These are not charity add-ons. They are content marketing strategies and digital marketing strategies where the social benefit is the story itself, which is what makes the message spread.
Compare that to hollow versions sometimes mocked as good sportsman marketing: a brand drapes itself in a cause it does not live, and audiences see through it within a news cycle. Authenticity is key, and authenticity means verifiable action. Patagonia repairs gear and publishes its footprint; the imitators publish a hashtag.
Societal Marketing Concept and the Marketing Mix
The societal idea stays abstract until you push it through the five Ps of the marketing mix. The marketing mix definition is the controllable set of levers, product, price, place, promotion, and people, that a firm tunes to reach its market.
The plain marketing mix meaning treats those levers as profit dials. The societal reading adds an ethical and environmental question to each one.

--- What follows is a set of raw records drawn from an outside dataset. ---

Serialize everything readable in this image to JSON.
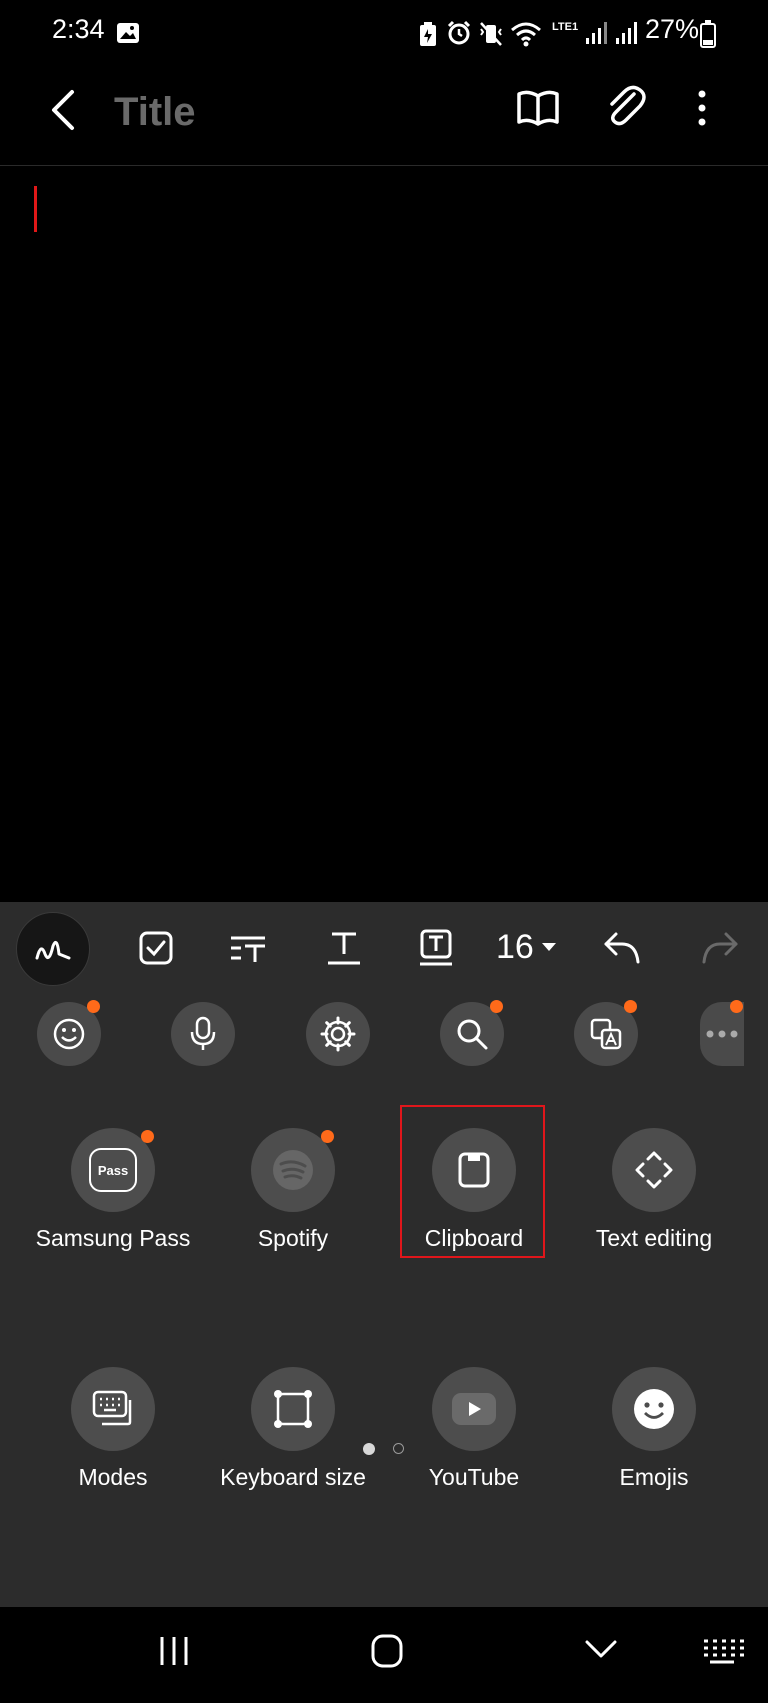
{
  "status_bar": {
    "time": "2:34",
    "battery": "27%",
    "network": "LTE1"
  },
  "app_bar": {
    "title_placeholder": "Title"
  },
  "editor": {
    "content": ""
  },
  "toolbar": {
    "font_size": "16"
  },
  "apps_page1": [
    {
      "label": "Samsung Pass",
      "icon": "samsung-pass-icon",
      "new_badge": true
    },
    {
      "label": "Spotify",
      "icon": "spotify-icon",
      "new_badge": true
    },
    {
      "label": "Clipboard",
      "icon": "clipboard-icon",
      "new_badge": false,
      "highlighted": true
    },
    {
      "label": "Text editing",
      "icon": "text-editing-icon",
      "new_badge": false
    },
    {
      "label": "Modes",
      "icon": "keyboard-modes-icon",
      "new_badge": false
    },
    {
      "label": "Keyboard size",
      "icon": "keyboard-size-icon",
      "new_badge": false
    },
    {
      "label": "YouTube",
      "icon": "youtube-icon",
      "new_badge": false
    },
    {
      "label": "Emojis",
      "icon": "emoji-face-icon",
      "new_badge": false
    }
  ],
  "samsung_pass_icon_text": "Pass",
  "page_indicator": {
    "current": 1,
    "total": 2
  },
  "colors": {
    "accent_badge": "#ff6a1a",
    "highlight": "#e0161b",
    "cursor": "#e01818"
  }
}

Is the product durable or disposable? Is the price fair, not just maximal? Is distribution honest, even when a narrower channel like selective distribution would protect quality and brand integrity?
| Concept | Primary focus | Society's role |
|---|---|---|
| Selling concept | Move existing stock | Ignored |
| Marketing concept | Satisfy the customer | Indirect |
| Societal concept | Customer + profit + welfare | Built into the offer |
This is integrated marketing in the truest sense: every lever, from advertising and sales to packaging, pulls toward one promise. Selling products this way also reframes price, because you charge for durable value to customers rather than planned obsolescence.
Some call the result sustainable marketing: aligning the mix with sustainable development so the societal and environmental cost of each decision is priced in, not externalized. Done well, it is just disciplined marketing that earns trust cheaper tactics cannot buy.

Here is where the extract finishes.